Anik points out the slow arc of a satellite crossing and watches it until it falls away, wondering what it might be transmitting. He hopes that it has a noble cause, something beyond GPS and television, some important mission like taking pictures of the Earth. He holds his hands above his head as if he’s framing a shot. “A mote of dust suspended in a sunbeam.”
“Pale Blue Dot, Carl Sagan. Well played,” says Rose.
“You know it?”
“I was a space geek for a while.” She giggles. “My first crackpot therapist said I was infatuated with sci-fi because I felt like an alien in my own body.”
“That’s messed up.”
“I know, right.” She pauses. “Whenever I see the Hubble pictures, I think that no matter what we look like, we’re all made of the same stuff.”
“Stardust?” Anik laughs.
“I know, so lame, but I was a confused thirteen-year-old. Bill Nye and Britney Spears were my idols.”
“Fair.”
“But to be honest, even now I get all emo about the Mars Rover dying. ‘My battery is low and it’s getting dark.’ Damn little robot gets me every time.”
“You know it didn’t actually say that.”
“I know, I know. Bubble burst on that one, thank you cynics and Snopes.”
“So — since you were a space geek and all, did you ever listen to the Golden Record?”
“No, I didn’t know you could.”
“Yeah, they released a boxset a couple of years ago.”
“I take it you have it.”
“Yeah, bought it online while I was on my sit-in at home.”
“Oh, that’s what you’re calling your little hermit stint now? Much better; has a protest ring versus a pathetic ring to it.”
“Are you done?”
“Yes, please continue.”
“So, it’s amazing. Fifty-five languages, nature sounds, hours of music and all of that. But what’s crazy is to think that the original is just out there, billions of miles away, drifting through space, waiting to be intercepted.”
“It’s sad in a way.”
“Yeah, but hopeful too,” he says, his voice catching.
“Too serious,” she says and sits up. “Time to lighten things up. What would you put on the record today, if you had to choose the music?” She’s animated as if she’s a game show host and this is a skill-testing question.
“Tough one . . . Maybe Bon Iver.”
“No, oh yuck. That’s not Voyager quality. Voyager,” she says, pausing. “That’s it. Voyager. That should be the name of your quest.”
“I told you already, I’m not on a quest.”
“Odyssey, pilgrimage, whatever . . . I think you should brand it as Voyager 3; the first two were outer space and now it’s all about inner space, self-exploration.” Her face is wide open as if she’s made some big discovery. “It’s the perfect brand, good story.” She gets up, grabs her phone and takes a photo. “Too dark, we can try again in the morning, but you do photograph well, your broody artsy vibe, so that’s a plus.”

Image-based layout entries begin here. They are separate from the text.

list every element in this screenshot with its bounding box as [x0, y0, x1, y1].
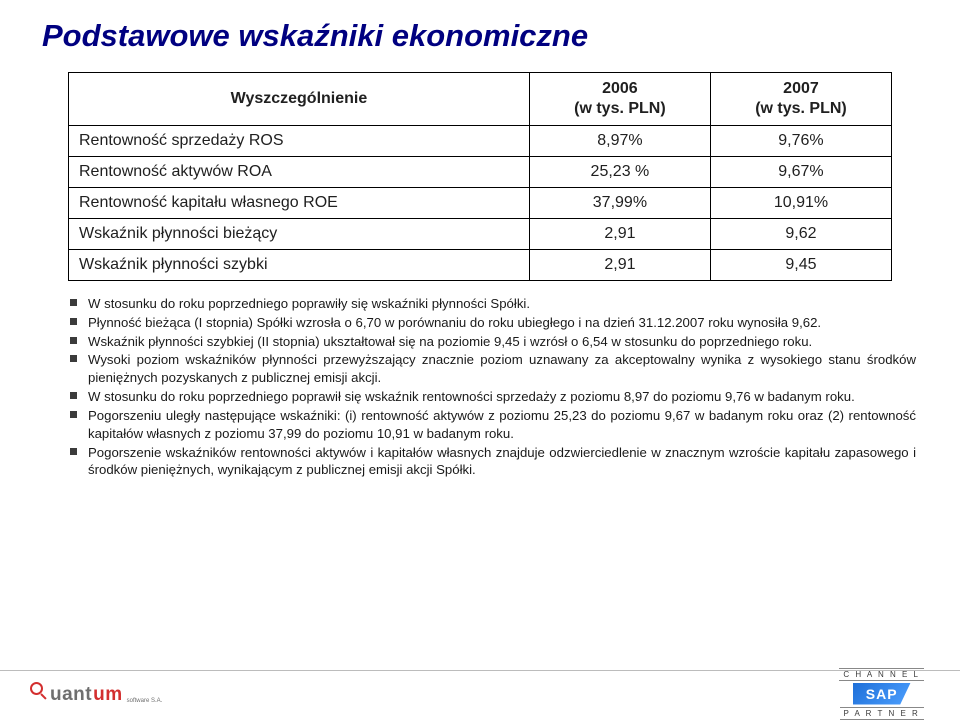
table-row: Wskaźnik płynności bieżący 2,91 9,62 [69, 219, 892, 250]
table-header-col1: 2006 (w tys. PLN) [529, 73, 710, 126]
row-val-2007: 9,62 [710, 219, 891, 250]
list-item: W stosunku do roku poprzedniego poprawił… [70, 295, 916, 313]
magnifier-icon [30, 682, 48, 700]
row-val-2006: 2,91 [529, 250, 710, 281]
list-item: Pogorszenie wskaźników rentowności aktyw… [70, 444, 916, 480]
sap-logo-icon: SAP [853, 683, 911, 705]
row-val-2007: 10,91% [710, 188, 891, 219]
col2-year: 2007 [783, 80, 819, 97]
list-item: W stosunku do roku poprzedniego poprawił… [70, 388, 916, 406]
list-item: Wysoki poziom wskaźników płynności przew… [70, 351, 916, 387]
slide: Podstawowe wskaźniki ekonomiczne Wyszcze… [0, 0, 960, 716]
quantum-text-red: um [93, 684, 123, 706]
table-row: Rentowność aktywów ROA 25,23 % 9,67% [69, 157, 892, 188]
bullet-list: W stosunku do roku poprzedniego poprawił… [70, 295, 922, 479]
table-header-col0: Wyszczególnienie [69, 73, 530, 126]
row-label: Rentowność sprzedaży ROS [69, 126, 530, 157]
row-label: Rentowność aktywów ROA [69, 157, 530, 188]
col2-unit: (w tys. PLN) [755, 100, 847, 117]
row-val-2007: 9,67% [710, 157, 891, 188]
page-title: Podstawowe wskaźniki ekonomiczne [38, 18, 922, 54]
row-val-2006: 25,23 % [529, 157, 710, 188]
quantum-subtext: software S.A. [127, 698, 163, 704]
indicators-table-wrap: Wyszczególnienie 2006 (w tys. PLN) 2007 … [68, 72, 892, 281]
table-row: Wskaźnik płynności szybki 2,91 9,45 [69, 250, 892, 281]
list-item: Wskaźnik płynności szybkiej (II stopnia)… [70, 333, 916, 351]
table-header-row: Wyszczególnienie 2006 (w tys. PLN) 2007 … [69, 73, 892, 126]
sap-channel-label: C H A N N E L [839, 668, 924, 681]
row-val-2006: 37,99% [529, 188, 710, 219]
quantum-logo: uantum software S.A. [30, 682, 162, 706]
footer: uantum software S.A. C H A N N E L SAP P… [0, 670, 960, 716]
table-row: Rentowność kapitału własnego ROE 37,99% … [69, 188, 892, 219]
list-item: Płynność bieżąca (I stopnia) Spółki wzro… [70, 314, 916, 332]
list-item: Pogorszeniu uległy następujące wskaźniki… [70, 407, 916, 443]
col1-unit: (w tys. PLN) [574, 100, 666, 117]
quantum-text-gray: uant [50, 684, 92, 706]
row-val-2006: 8,97% [529, 126, 710, 157]
sap-partner-label: P A R T N E R [840, 707, 924, 720]
row-label: Rentowność kapitału własnego ROE [69, 188, 530, 219]
row-label: Wskaźnik płynności szybki [69, 250, 530, 281]
sap-partner-badge: C H A N N E L SAP P A R T N E R [839, 668, 924, 720]
row-val-2007: 9,45 [710, 250, 891, 281]
row-val-2006: 2,91 [529, 219, 710, 250]
row-label: Wskaźnik płynności bieżący [69, 219, 530, 250]
col1-year: 2006 [602, 80, 638, 97]
indicators-table: Wyszczególnienie 2006 (w tys. PLN) 2007 … [68, 72, 892, 281]
row-val-2007: 9,76% [710, 126, 891, 157]
table-header-col2: 2007 (w tys. PLN) [710, 73, 891, 126]
table-row: Rentowność sprzedaży ROS 8,97% 9,76% [69, 126, 892, 157]
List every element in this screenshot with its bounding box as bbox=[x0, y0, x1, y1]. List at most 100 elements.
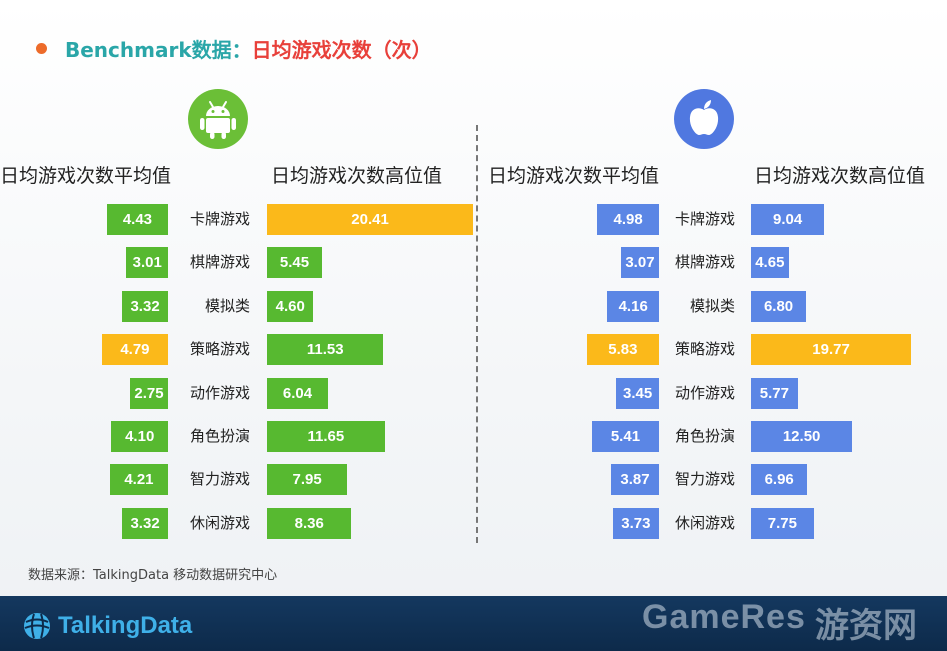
ios-high-header: 日均游戏次数高位值 bbox=[754, 165, 926, 187]
ios-category-label: 智力游戏 bbox=[674, 470, 735, 489]
android-avg-value-label: 4.10 bbox=[125, 428, 155, 445]
ios-avg-value-label: 5.83 bbox=[608, 341, 638, 359]
android-high-value-label: 7.95 bbox=[292, 471, 322, 489]
ios-category-label: 模拟类 bbox=[689, 296, 735, 315]
ios-category-label: 棋牌游戏 bbox=[674, 253, 735, 272]
ios-category-label: 卡牌游戏 bbox=[674, 210, 735, 228]
android-category-label: 智力游戏 bbox=[189, 470, 250, 489]
ios-avg-value-label: 3.73 bbox=[621, 514, 651, 532]
ios-category-label: 策略游戏 bbox=[674, 340, 735, 359]
ios-avg-bar bbox=[591, 421, 659, 452]
ios-high-bar bbox=[751, 290, 807, 322]
ios-category-label: 动作游戏 bbox=[674, 383, 735, 402]
ios-avg-bar bbox=[607, 290, 659, 322]
android-high-header: 日均游戏次数高位值 bbox=[271, 165, 443, 187]
android-avg-value-label: 4.43 bbox=[122, 211, 153, 228]
android-avg-bar bbox=[109, 464, 168, 496]
android-category-label: 休闲游戏 bbox=[189, 513, 250, 532]
ios-avg-bar bbox=[616, 377, 659, 409]
android-high-bar bbox=[267, 247, 323, 279]
ios-category-label: 休闲游戏 bbox=[674, 513, 735, 532]
android-avg-value-label: 4.79 bbox=[120, 341, 150, 359]
android-high-bar bbox=[267, 421, 385, 452]
android-avg-bar bbox=[101, 334, 168, 366]
android-high-bar bbox=[267, 204, 474, 235]
android-avg-bar bbox=[122, 507, 168, 539]
android-avg-header: 日均游戏次数平均值 bbox=[0, 165, 172, 187]
android-category-label: 策略游戏 bbox=[189, 340, 250, 359]
android-high-bar bbox=[267, 377, 328, 409]
ios-high-bar bbox=[751, 204, 825, 235]
android-avg-value-label: 3.01 bbox=[132, 254, 162, 272]
android-avg-value-label: 2.75 bbox=[134, 384, 164, 402]
android-avg-bar bbox=[130, 377, 168, 409]
android-category-label: 角色扮演 bbox=[189, 427, 250, 445]
ios-high-value-label: 7.75 bbox=[767, 514, 797, 532]
talkingdata-brand: TalkingData bbox=[58, 612, 193, 639]
ios-avg-bar bbox=[586, 334, 659, 366]
ios-category-label: 角色扮演 bbox=[674, 427, 735, 445]
ios-high-bar bbox=[751, 421, 853, 452]
android-high-value-label: 8.36 bbox=[294, 514, 324, 532]
ios-high-bar bbox=[751, 507, 814, 539]
apple-logo bbox=[674, 89, 734, 149]
android-category-label: 棋牌游戏 bbox=[189, 253, 250, 272]
ios-avg-value-label: 4.98 bbox=[613, 211, 643, 228]
title-metric: 日均游戏次数（次） bbox=[251, 37, 432, 62]
android-avg-bar bbox=[111, 421, 168, 452]
android-avg-value-label: 3.32 bbox=[130, 297, 160, 315]
ios-high-value-label: 9.04 bbox=[773, 211, 803, 228]
android-high-value-label: 11.53 bbox=[306, 341, 344, 359]
ios-avg-bar bbox=[620, 247, 659, 279]
ios-avg-bar bbox=[597, 204, 659, 235]
android-avg-bar bbox=[106, 204, 168, 235]
android-high-bar bbox=[267, 290, 314, 322]
ios-high-bar bbox=[751, 334, 912, 366]
ios-high-bar bbox=[751, 464, 808, 496]
ios-high-bar bbox=[751, 247, 789, 279]
ios-high-value-label: 5.77 bbox=[759, 384, 789, 402]
ios-high-bar bbox=[751, 377, 798, 409]
panel-divider bbox=[476, 125, 478, 543]
android-avg-bar bbox=[122, 290, 168, 322]
android-high-value-label: 5.45 bbox=[279, 254, 310, 272]
android-high-value-label: 6.04 bbox=[282, 384, 313, 402]
ios-avg-bar bbox=[612, 507, 659, 539]
android-logo bbox=[188, 89, 248, 149]
android-category-label: 模拟类 bbox=[204, 296, 250, 315]
talkingdata-icon bbox=[24, 613, 50, 639]
ios-avg-header: 日均游戏次数平均值 bbox=[488, 165, 660, 187]
ios-avg-bar bbox=[611, 464, 659, 496]
android-high-bar bbox=[267, 334, 384, 366]
ios-high-value-label: 6.80 bbox=[763, 297, 794, 315]
footer-bar bbox=[0, 596, 947, 651]
bullet-dot bbox=[36, 42, 47, 54]
ios-avg-value-label: 3.07 bbox=[625, 254, 655, 272]
android-high-bar bbox=[267, 507, 352, 539]
android-icon bbox=[200, 101, 236, 139]
android-high-value-label: 11.65 bbox=[307, 428, 345, 445]
apple-icon bbox=[689, 100, 719, 135]
ios-high-value-label: 4.65 bbox=[755, 254, 785, 272]
ios-high-value-label: 6.96 bbox=[764, 471, 794, 489]
ios-avg-value-label: 3.87 bbox=[620, 471, 650, 489]
ios-avg-value-label: 3.45 bbox=[623, 384, 653, 402]
android-high-value-label: 20.41 bbox=[351, 211, 389, 228]
android-high-value-label: 4.60 bbox=[275, 297, 305, 315]
page-title: Benchmark数据： 日均游戏次数（次） bbox=[36, 34, 432, 62]
android-avg-bar bbox=[126, 247, 168, 279]
ios-high-value-label: 12.50 bbox=[782, 428, 821, 445]
ios-high-value-label: 19.77 bbox=[812, 341, 850, 359]
gameres-watermark-cn: 游资网 bbox=[815, 606, 917, 646]
title-benchmark: Benchmark数据： bbox=[65, 37, 252, 62]
android-category-label: 卡牌游戏 bbox=[189, 210, 250, 228]
android-high-bar bbox=[267, 464, 348, 496]
android-avg-value-label: 3.32 bbox=[130, 514, 160, 532]
android-avg-value-label: 4.21 bbox=[124, 471, 154, 489]
gameres-watermark: GameRes bbox=[642, 598, 806, 636]
ios-avg-value-label: 5.41 bbox=[610, 428, 641, 445]
ios-avg-value-label: 4.16 bbox=[618, 297, 648, 315]
talkingdata-logo: TalkingData bbox=[22, 611, 192, 641]
data-source: 数据来源：TalkingData 移动数据研究中心 bbox=[28, 568, 278, 583]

“Brand it, story? What are you even on about?”
“Just figured we could start a little blog, maybe something on socials about the journey, you know? It’ll give me something to do while you’re walking and, besides, a walk without a name is just a walk. All of the great pilgrimages have names — you told me yourself. El Camino, Pilgrims’ Way, Abraham Path — if you don’t like Voyager, or V3.” She stops and cringes. “No, never mind, V3 sounds too much like V8 — you know what, we could just call it Anik’s Way. Yeah, that’s it. Not sure why I didn’t think of it before.”
“Sure, sounds great,” Anik says mid-yawn. “Now can we go to sleep? I’ve got an early start tomorrow.”
“For real? You’re cool with Anik’s Way? I can use that?”
“Yes, yes, whatever. Just go to sleep.”
“Sweet,” Rose says, and with her sleeping bag caterpillared around her waist, she shuffles back to the van, mumbling to herself about Anik’s Way.